The company expects to issue 153 million WPX shares valued at $1.6 billion, based on the 10-day volume-weighted average price as of last Friday. The transaction is subject to customary closing conditions and approval of WPX shareholders. The deal is expected to close in the second quarter of 2020. WPX will add two members to its board of directors from private equity firm EnCap Investments, the founder of Felix Energy.

In November, WPX laid out a five-year plan that Chair and CEO Rick Muncrief referred to on Monday as “the absolute standard and benchmark for any investment we make.” At that time, the company said it posted free cash flow in the third quarter of $42 million against a five-year target of 7% to 10% annually (currently 4% annualized). WPX’s projections assume a $50-to-$55-per-barrel price for West Texas Intermediate crude oil and $2.50 per thousand cubic feet of natural gas.

Muncrief said the Felix Energy acquisition, with average 12-month production ranging from 213,000 barrels per well to 260,000 barrels, “can accomplish these objectives for shareholders more quickly and efficiently … [and] ahead of schedule in a highly de-risked, leverage-neutral manner [that] is consistent with our opportunistic approach.”

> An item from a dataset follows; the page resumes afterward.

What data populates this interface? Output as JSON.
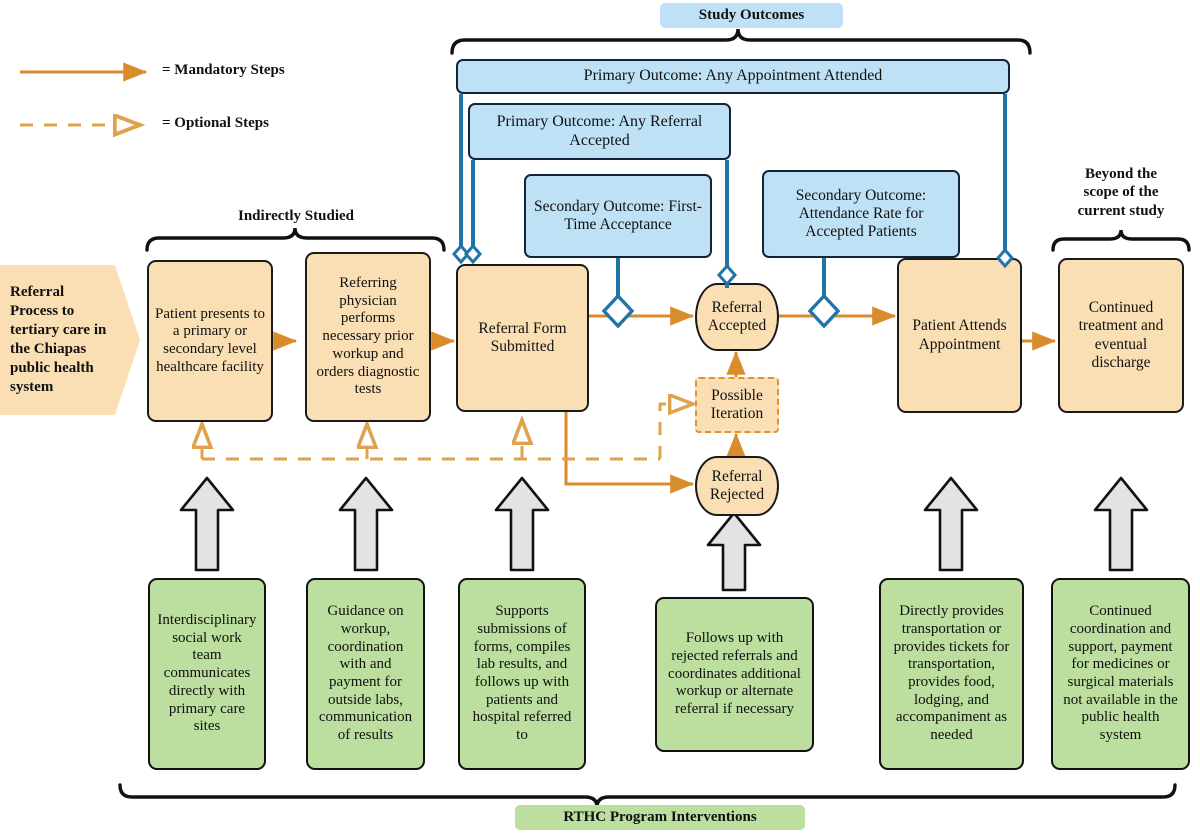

In early October, Credit Suisse dropped WPX from its list of top picks in the oil industry. The analysts dropped WPX and added Parsley Energy, saying that they “expect relative outperformance from E&Ps that offer a combination of competitive growth, above-average [free cash flow] yields, willingness to return cash to shareholders, and attractive relative valuation.” At the time, WPX did not fit the bill.

In addition to boosting its free cash flow target last month, WPX also said it would continue its “opportunistic” share buyback program and target a dividend yield of 2% (the company currently pays no dividend).

Felix Energy holds leases on 58,500 net acres with approximately 1,500 drillable locations (at predominantly two-mile laterals) in the Wolfcamp and Bone Springs portions of the Permian’s Delaware Basin. Felix must also drill approximately 25 new wells in order to meet its lease obligations. About half of those are expected to be drilled in 2020.

Unusually, WPX has overcome the initial downside that comes with spending money that shareholders think ought to go to them and the shares were trading up nearly 10% at $11.98 in the mid-afternoon Monday. The stock’s 52-week range is $8.79 to $15.33, and the 12-month consensus price target is $15.36.